Beloved Land: Stories, Struggles, And Secrets From Timor-Leste, by Gordon Peake. Scribe Publications, 2014. 256 pages, $ 13.19 (www.amazon.com)
“At the stroke of midnight on 20 May 2002, the Democratic Republic of Timor-Leste became the first new nation of the 21st century. From that moment, those who fought for independence have faced a challenge even bigger than shaking off Indonesian occupation: running a country of their own. Beloved Land picks up the story where world attention left off.”
In the book, Gordon Peake, a development specialist who was initially meant to spend only a few weeks in Dili and ended up staying for several years, tells a story about his time in Timor Leste, blending travelogue, history, and political analysis, providing a useful introduction to one of the least known countries in the world.
The author describes at length how Timorese politics is a complicated web of alliances, factions and family relationships that are very hard for outsiders to understand, yet his bafflement seems at times exaggerated – after all, isn’t that the way politics works not only in developing countries, but all over the world? Equally, his descriptions of local traditions and superstitions sometimes strike the reader as a bit Western-centric.
The book is more interesting when Peake describes how the aid and “peace industry” overruns the country, sending in supposed experts who produce long reports of little or no use to the local government. He describes overpaid development specialists who speak neither Portuguese, Tetum nor Indonesian, yet seem confident to help the nascent state on such intricate matters such as reforming the telecommunications sector. This points to larger questions about the international community’s capacity to help a struggling nation build a functioning state. Although Peake does not engage in this discussion, his book suggests international organizations still have a long way to go to play a constructive role.
This matters greatly because Timor-Leste was born at the height of global nation-building euphoria, when many international observers seemed confident about the UN’s capacity to rebuild failed or new states. James Traub’s article in Foreign Affairs in 2000 of Sergio Vieira de Mello in Timor Leste (“Inventing East Timor“) best symbolizes this moment.
He writes that
the U.N. is fully aware of East Timor’s importance as a test case and has sent out a kind of A-team of international technocrats. Most of the top people in UNTAET speak four or five languages, have extensive experience in Bosnia, Kosovo, Cambodia, and elsewhere, and seem appropriately daunted and bemused by the magnitude of the burden they have been handed.
A few months later, Ruth Wedgewood wrote a critical reply to Traub, arguing that
The U.N. Transitional Administration for East Timor (UNTAET) building overlooking the harbor in Dili is also chockablock with p-5s, d-1s, and d-2s — expensive senior staff — who happen to lack any experience in providing basic government services.
She further writes that
Traub says that the U.N. is “fully aware of East Timor’s importance as a test case and has sent out a kind of A-team of international technocrats” who “speak four or five languages.” Right idea, wrong languages. Only a handful of U.N. staff speak Bahasa Indonesia (a Malay tongue) or Tetun, preventing them from communicating with 80 percent of East Timor’s population.
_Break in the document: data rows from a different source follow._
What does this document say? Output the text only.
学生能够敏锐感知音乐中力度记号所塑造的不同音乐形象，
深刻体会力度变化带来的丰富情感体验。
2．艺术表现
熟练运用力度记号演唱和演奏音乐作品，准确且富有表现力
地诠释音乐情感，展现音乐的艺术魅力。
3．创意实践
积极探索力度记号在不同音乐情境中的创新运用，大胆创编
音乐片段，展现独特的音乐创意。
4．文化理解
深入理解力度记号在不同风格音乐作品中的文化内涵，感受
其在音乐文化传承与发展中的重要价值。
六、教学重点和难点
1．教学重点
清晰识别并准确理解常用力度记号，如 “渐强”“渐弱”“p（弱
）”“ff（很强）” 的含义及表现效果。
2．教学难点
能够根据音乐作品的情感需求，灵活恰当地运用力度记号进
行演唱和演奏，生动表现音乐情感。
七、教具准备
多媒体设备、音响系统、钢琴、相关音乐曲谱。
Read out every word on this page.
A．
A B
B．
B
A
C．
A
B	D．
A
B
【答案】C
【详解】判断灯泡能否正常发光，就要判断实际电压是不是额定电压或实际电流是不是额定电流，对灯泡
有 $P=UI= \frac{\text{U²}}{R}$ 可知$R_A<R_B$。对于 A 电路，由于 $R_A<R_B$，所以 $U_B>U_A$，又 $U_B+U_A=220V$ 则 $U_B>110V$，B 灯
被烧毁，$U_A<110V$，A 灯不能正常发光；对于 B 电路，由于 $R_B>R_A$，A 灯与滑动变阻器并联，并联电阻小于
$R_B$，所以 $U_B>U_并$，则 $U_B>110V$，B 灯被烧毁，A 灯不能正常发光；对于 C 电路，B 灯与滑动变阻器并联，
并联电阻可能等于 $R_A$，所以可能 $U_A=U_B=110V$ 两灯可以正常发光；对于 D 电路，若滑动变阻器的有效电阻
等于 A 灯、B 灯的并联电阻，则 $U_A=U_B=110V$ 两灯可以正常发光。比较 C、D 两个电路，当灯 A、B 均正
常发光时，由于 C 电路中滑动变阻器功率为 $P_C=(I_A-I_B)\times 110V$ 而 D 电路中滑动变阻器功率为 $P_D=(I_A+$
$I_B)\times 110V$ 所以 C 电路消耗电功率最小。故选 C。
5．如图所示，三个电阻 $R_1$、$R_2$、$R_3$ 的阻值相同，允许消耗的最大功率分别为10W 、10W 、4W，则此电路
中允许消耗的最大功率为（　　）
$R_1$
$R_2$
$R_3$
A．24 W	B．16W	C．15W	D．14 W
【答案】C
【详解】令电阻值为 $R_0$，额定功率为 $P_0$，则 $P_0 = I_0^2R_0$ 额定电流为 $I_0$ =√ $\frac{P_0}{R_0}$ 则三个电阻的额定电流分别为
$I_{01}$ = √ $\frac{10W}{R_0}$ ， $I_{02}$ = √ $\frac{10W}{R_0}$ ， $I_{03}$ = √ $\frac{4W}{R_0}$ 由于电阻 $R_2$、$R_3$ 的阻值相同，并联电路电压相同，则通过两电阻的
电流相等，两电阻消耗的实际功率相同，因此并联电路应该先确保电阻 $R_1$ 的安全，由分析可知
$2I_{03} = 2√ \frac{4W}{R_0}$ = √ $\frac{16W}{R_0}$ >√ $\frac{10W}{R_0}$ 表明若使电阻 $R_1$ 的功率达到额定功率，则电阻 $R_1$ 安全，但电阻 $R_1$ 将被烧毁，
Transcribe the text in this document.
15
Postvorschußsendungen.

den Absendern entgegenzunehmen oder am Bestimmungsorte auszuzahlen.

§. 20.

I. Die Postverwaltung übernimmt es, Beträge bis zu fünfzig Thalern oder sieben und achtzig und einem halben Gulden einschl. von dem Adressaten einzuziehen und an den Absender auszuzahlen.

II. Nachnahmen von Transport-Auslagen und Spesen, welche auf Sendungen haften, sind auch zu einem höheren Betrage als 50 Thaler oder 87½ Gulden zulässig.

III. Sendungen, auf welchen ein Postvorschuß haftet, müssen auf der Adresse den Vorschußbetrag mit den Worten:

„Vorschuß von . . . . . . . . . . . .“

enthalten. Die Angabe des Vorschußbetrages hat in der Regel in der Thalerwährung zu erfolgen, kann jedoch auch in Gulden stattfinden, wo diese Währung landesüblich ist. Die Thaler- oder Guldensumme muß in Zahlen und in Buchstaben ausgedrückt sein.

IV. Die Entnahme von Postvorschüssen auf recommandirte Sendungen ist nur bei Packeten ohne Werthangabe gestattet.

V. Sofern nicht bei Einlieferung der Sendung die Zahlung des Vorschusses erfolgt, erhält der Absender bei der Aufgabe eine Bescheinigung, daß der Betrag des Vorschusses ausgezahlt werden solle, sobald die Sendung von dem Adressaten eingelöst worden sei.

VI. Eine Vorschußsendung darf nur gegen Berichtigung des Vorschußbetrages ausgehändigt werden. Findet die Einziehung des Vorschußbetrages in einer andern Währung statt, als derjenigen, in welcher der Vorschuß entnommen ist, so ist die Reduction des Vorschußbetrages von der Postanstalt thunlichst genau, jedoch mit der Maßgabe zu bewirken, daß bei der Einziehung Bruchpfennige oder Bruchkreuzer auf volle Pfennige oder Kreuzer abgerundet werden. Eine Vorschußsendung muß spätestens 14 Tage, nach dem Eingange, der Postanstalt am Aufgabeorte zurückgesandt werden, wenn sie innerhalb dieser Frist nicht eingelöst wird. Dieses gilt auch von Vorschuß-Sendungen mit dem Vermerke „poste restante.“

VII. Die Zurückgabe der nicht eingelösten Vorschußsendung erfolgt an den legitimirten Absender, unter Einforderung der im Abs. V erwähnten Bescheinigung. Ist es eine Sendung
Beyond the question of nation-building, Beloved Land is insightful when it describes the processes by which opposing parties during the struggle for independence made peace and today seem to go hold no grudges against each other, despite the human rights abuses committed. Peake finds the Timorese capacity to forgive and move on strange, and indeed it is nothing short of admirable and deeply pragmatic, for post-conflict societies are often too fragile to punish the guilty, as the perpetrators of violence are still too powerful and important to participate in the state-building process. In the same way, Timor Leste’s visionary leader Ramos-Horta once remarked that his country had no interest in asking Indonesia to punish those involved in the 1999 mass killings in Timor Leste, for it could undermine Indonesian democracy, where former military leaders still hold considerable political power.
Peake’s account is personal and his relaxed and self-deprecating style make Beloved Land an enjoyable read for those interested in Timor-Leste. In several instances, his editor could have done a better job reducing repetitiveness (for example, the reader learns several times about an episode during which a group of journalists was “killed in cold blood”), and in some passages could be shortened somewhat to improve the flow. Still, given the book’s informal nature, these few flaws do not matter much, and the author achieves his main objective – to provide a vivid glimpse into the soul of one of the world’s youngest nations and the challenges it faces.